Wednesday, 10 April 2013

200words: Strawberry Hill

“..for you are like whitewashed tombs..” Matthew 23v27
“My buildings are paper..”
(Horace Walpole, August 1761)

Following nearly in the footsteps of Robinson, I quit my Vauxhall for Strawberry Hill pondering if two hundred words of commentary on such a romantic London cannot but be tinged with Keiller’s jaded utopian discontent? It is too easy, almost, to despise Walpole's confectious pile: this many rendered thing, mawkish with its belaboured slathers of fake frippery and indulgent organised silliness. Stark, awkward, castellated and now aggressively white, the renovations appear cynically determined to emphasise the shallow intellectualism of the ornamental language games wrought by this melancholy man of letters. What was he looking for? In its new birth, his now spruced-up, pimped-up, papier-mâché pastichery begs to be found endearing and eccentric by the clientèle targetted by the recent committee of curators conspicuously marketing to the revenue stream of wedding cake styled wedding venues. Modern marriage is a gothic tale, it seems: nostalgic in extreme, aesthetically melodramatic, and finally tragically pessimistic. What are they looking for?

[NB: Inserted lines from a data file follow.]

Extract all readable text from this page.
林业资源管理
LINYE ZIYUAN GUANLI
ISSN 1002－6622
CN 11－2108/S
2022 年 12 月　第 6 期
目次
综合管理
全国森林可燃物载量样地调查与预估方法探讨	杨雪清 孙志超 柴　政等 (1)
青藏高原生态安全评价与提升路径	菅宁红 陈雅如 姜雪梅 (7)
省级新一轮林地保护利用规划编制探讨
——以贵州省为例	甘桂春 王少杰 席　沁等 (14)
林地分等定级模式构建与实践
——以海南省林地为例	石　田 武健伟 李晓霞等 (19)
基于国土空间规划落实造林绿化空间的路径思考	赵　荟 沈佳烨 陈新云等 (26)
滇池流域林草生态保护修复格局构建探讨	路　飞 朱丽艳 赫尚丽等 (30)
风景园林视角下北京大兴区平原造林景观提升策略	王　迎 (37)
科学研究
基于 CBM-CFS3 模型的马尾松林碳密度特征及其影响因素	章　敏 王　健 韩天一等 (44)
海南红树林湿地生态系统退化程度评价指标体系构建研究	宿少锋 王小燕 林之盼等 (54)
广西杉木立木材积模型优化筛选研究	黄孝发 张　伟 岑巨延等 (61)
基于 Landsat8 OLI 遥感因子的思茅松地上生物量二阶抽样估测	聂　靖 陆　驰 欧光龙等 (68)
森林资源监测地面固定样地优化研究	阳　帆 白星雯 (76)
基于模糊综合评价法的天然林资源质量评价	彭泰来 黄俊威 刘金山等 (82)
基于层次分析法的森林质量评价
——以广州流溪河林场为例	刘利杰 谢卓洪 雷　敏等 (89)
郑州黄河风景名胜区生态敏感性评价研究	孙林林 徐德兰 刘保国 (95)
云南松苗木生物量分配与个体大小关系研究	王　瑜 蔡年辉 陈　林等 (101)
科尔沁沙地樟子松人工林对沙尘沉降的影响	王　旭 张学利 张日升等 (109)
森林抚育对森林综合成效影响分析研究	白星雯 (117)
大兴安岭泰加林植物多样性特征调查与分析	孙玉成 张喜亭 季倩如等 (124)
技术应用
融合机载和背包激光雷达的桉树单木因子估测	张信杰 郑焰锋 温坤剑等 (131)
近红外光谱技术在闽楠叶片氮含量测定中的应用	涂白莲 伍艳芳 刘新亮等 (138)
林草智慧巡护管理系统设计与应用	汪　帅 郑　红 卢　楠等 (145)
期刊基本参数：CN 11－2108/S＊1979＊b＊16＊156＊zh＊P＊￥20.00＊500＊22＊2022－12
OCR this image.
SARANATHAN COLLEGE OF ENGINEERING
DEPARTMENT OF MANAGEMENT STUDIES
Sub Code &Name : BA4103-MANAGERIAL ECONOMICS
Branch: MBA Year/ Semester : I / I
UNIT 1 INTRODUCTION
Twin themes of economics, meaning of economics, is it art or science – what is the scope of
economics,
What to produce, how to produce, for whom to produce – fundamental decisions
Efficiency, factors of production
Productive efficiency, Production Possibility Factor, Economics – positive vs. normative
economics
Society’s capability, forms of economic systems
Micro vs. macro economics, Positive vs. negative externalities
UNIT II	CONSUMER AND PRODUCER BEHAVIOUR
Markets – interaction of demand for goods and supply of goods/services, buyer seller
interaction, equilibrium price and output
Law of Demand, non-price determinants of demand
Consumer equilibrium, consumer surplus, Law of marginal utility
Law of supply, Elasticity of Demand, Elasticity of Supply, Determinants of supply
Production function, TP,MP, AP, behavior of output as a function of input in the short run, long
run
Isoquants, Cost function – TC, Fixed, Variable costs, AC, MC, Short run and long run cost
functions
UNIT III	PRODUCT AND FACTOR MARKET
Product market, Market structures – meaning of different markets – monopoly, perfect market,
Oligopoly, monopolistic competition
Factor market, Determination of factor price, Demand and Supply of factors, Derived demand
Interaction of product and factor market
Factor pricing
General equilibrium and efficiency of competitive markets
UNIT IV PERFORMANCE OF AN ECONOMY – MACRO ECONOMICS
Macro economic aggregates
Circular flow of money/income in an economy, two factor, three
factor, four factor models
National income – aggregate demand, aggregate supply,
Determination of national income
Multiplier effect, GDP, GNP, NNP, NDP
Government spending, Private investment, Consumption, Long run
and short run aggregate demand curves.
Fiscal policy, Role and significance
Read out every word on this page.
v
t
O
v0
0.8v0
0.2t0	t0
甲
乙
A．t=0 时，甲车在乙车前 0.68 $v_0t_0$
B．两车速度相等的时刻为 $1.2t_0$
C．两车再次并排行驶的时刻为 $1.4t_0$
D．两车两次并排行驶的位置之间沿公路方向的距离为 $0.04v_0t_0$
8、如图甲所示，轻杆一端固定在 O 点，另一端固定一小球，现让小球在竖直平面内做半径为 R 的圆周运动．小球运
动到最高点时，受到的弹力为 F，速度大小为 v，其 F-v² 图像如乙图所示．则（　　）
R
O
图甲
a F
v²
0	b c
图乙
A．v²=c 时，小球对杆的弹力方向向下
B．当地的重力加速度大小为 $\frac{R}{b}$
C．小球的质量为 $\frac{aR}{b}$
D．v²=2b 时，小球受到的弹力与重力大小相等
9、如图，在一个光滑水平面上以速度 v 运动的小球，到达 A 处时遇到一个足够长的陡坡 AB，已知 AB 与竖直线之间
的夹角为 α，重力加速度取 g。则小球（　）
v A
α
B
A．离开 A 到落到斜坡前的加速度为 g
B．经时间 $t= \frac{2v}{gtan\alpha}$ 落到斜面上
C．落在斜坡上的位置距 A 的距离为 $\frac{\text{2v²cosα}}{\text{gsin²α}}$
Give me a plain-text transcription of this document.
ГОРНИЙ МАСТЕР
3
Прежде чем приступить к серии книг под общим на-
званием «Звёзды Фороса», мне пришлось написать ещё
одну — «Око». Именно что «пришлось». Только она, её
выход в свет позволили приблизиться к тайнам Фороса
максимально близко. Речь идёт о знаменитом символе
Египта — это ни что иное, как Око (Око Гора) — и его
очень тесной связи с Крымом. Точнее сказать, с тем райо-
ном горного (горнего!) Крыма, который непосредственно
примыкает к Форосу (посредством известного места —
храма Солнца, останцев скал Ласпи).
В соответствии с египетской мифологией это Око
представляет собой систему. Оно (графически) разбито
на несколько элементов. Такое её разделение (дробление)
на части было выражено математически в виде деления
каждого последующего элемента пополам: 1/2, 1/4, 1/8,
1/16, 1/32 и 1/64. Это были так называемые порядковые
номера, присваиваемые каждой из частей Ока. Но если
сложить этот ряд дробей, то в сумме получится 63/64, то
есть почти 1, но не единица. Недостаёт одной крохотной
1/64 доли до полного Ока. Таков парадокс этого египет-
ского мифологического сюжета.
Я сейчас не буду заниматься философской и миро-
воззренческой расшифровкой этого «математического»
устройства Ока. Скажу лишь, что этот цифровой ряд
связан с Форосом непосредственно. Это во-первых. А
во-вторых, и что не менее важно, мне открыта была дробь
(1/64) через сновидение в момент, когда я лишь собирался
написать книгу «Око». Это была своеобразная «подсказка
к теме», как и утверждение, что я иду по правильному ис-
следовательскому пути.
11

Inside, one meanders vacuously between little islands of opulence, obsessively gilded period features, doubly garish in their isolation, swimming in a sea of Baltic pine flooring. The effect combines the nouveau riche extremity of Harrods’ gaudy spectacle with the charmlessly generic, utilitistically plain, utterly unlived-in feel of an international conference centre. What was I looking for?